Vharn hummed through his tears, a broken melody trembling in the air. From across the veil, Voidstor slipped into being, curling close as if summoned by sorrow, its purr thrumming in eerie harmony with the hymn.
Caelinda whispered in a tongue older than birth, clutching her stomach as if something within her answered.
Mar'aya's form dimmed—not with death.
But with surrender.
Arkeia's burned brighter.
The tether shivered once—an unholy heartbeat.
Then sealed.
Not with sound.
But with recognition.
The stars paused—hung in the void like guilty witnesses.
The Old Ones stirred in their cages, chains rattling with the groan of forgotten law.
The Outer Gods held their breath, vast infinities leaning inward to watch.
Balance—long thought unbreakable—was rewritten.

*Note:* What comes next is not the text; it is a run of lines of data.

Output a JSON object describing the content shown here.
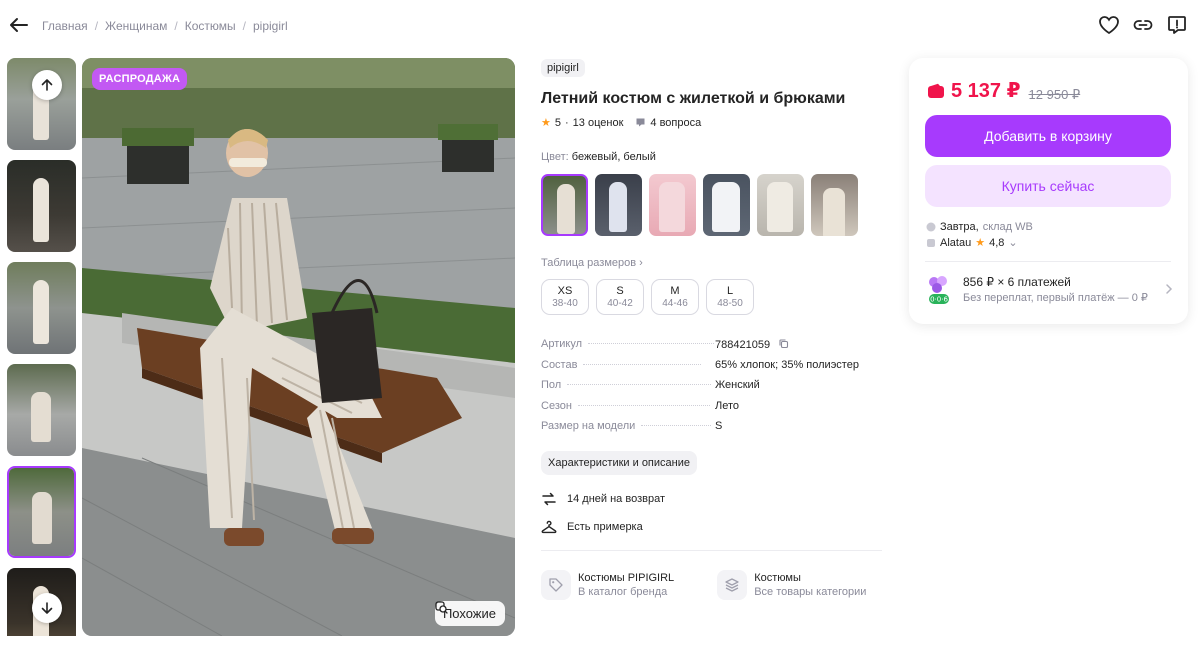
{
  "breadcrumb": [
    "Главная",
    "Женщинам",
    "Костюмы",
    "pipigirl"
  ],
  "icons": {
    "back": "arrow-left-icon",
    "favorite": "heart-icon",
    "share": "link-icon",
    "report": "report-icon"
  },
  "gallery": {
    "badge": "РАСПРОДАЖА",
    "similar_label": "Похожие",
    "thumb_count": 6,
    "active_thumb": 5
  },
  "product": {
    "brand": "pipigirl",
    "title": "Летний костюм с жилеткой и брюками",
    "rating": "5",
    "reviews": "13 оценок",
    "questions": "4 вопроса",
    "color_label": "Цвет:",
    "color_value": "бежевый, белый",
    "size_table": "Таблица размеров",
    "sizes": [
      {
        "size": "XS",
        "ru": "38-40"
      },
      {
        "size": "S",
        "ru": "40-42"
      },
      {
        "size": "M",
        "ru": "44-46"
      },
      {
        "size": "L",
        "ru": "48-50"
      }
    ],
    "specs": [
      {
        "key": "Артикул",
        "value": "788421059"
      },
      {
        "key": "Состав",
        "value": "65% хлопок; 35% полиэстер"
      },
      {
        "key": "Пол",
        "value": "Женский"
      },
      {
        "key": "Сезон",
        "value": "Лето"
      },
      {
        "key": "Размер на модели",
        "value": "S"
      }
    ],
    "chars_button": "Характеристики и описание",
    "return_text": "14 дней на возврат",
    "fitting_text": "Есть примерка",
    "brand_link": {
      "title": "Костюмы PIPIGIRL",
      "subtitle": "В каталог бренда"
    },
    "category_link": {
      "title": "Костюмы",
      "subtitle": "Все товары категории"
    }
  },
  "buy": {
    "price": "5 137 ₽",
    "old_price": "12 950 ₽",
    "add_to_cart": "Добавить в корзину",
    "buy_now": "Купить сейчас",
    "delivery_day": "Завтра,",
    "delivery_place": "склад WB",
    "seller": "Alatau",
    "seller_rating": "4,8",
    "installment_title": "856 ₽ × 6 платежей",
    "installment_sub": "Без переплат, первый платёж — 0 ₽",
    "installment_badge": "0·0·6"
  },
  "colors": {
    "accent": "#a73afd",
    "price": "#f0144b",
    "star": "#ff9a1b",
    "badge": "#c259f3"
  }
}
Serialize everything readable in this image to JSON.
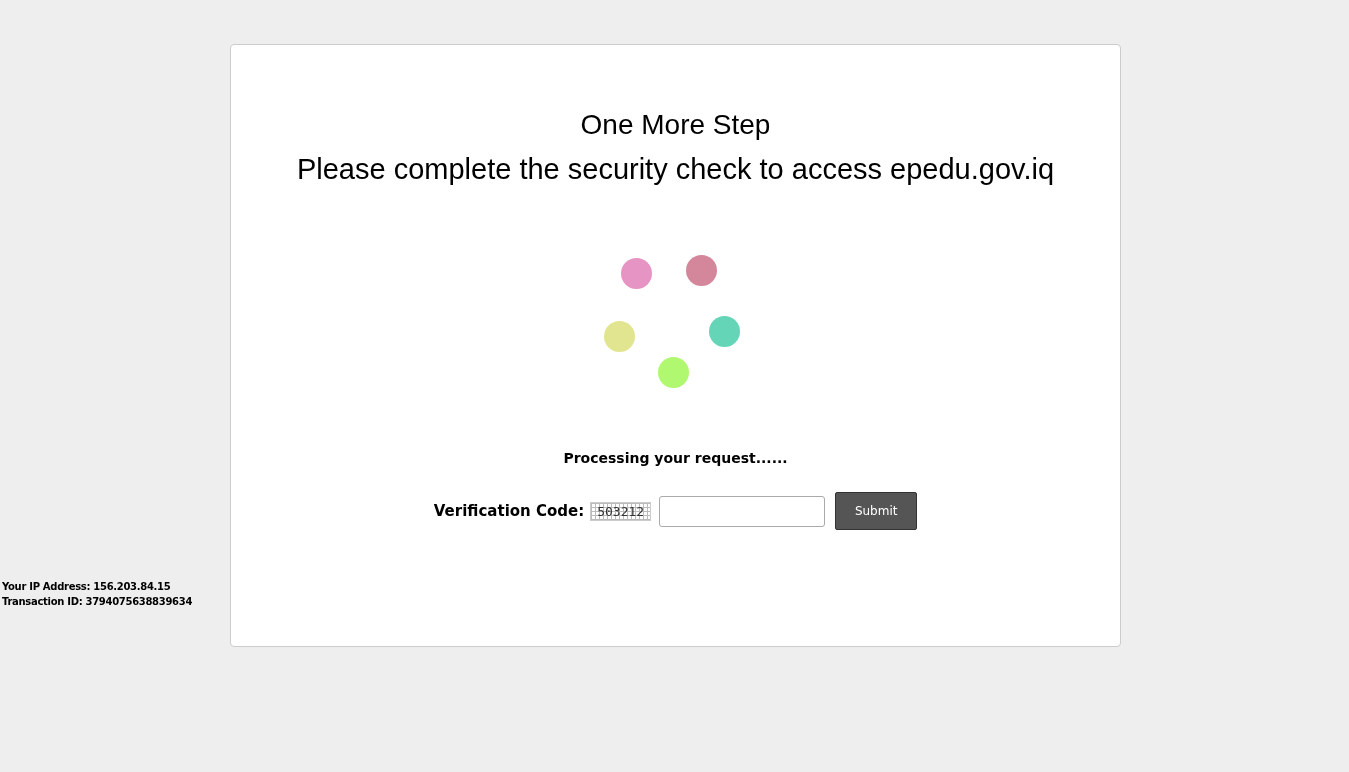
{
  "title": "One More Step",
  "subtitle": "Please complete the security check to access epedu.gov.iq",
  "loader": {
    "dots": [
      {
        "color": "#e694c4"
      },
      {
        "color": "#d4879a"
      },
      {
        "color": "#64d5b6"
      },
      {
        "color": "#aff870"
      },
      {
        "color": "#e1e58f"
      }
    ]
  },
  "status": "Processing your request......",
  "verification": {
    "label": "Verification Code:",
    "code": "503212",
    "button": "Submit"
  },
  "footer": {
    "ip": "Your IP Address: 156.203.84.15",
    "transaction": "Transaction ID: 3794075638839634"
  }
}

The Dawnborne Dyad had been born.
One goddess of twilight.
One priestess ascending.
Two voices—now one song.
A hymn neither heaven nor hell had prepared to hear.
Both tethered beneath the Eye of the Promised One.
And Balfazar—
He said nothing.
He only watched.
His wings unfurled but did not move, vast and still as if the night sky itself had chosen to rest upon his shoulders.
The Promised Eye blinked once—an emerald verdict that rippled across existence.
And the Sanctum, knowing it had witnessed its own erasure, collapsed into silence.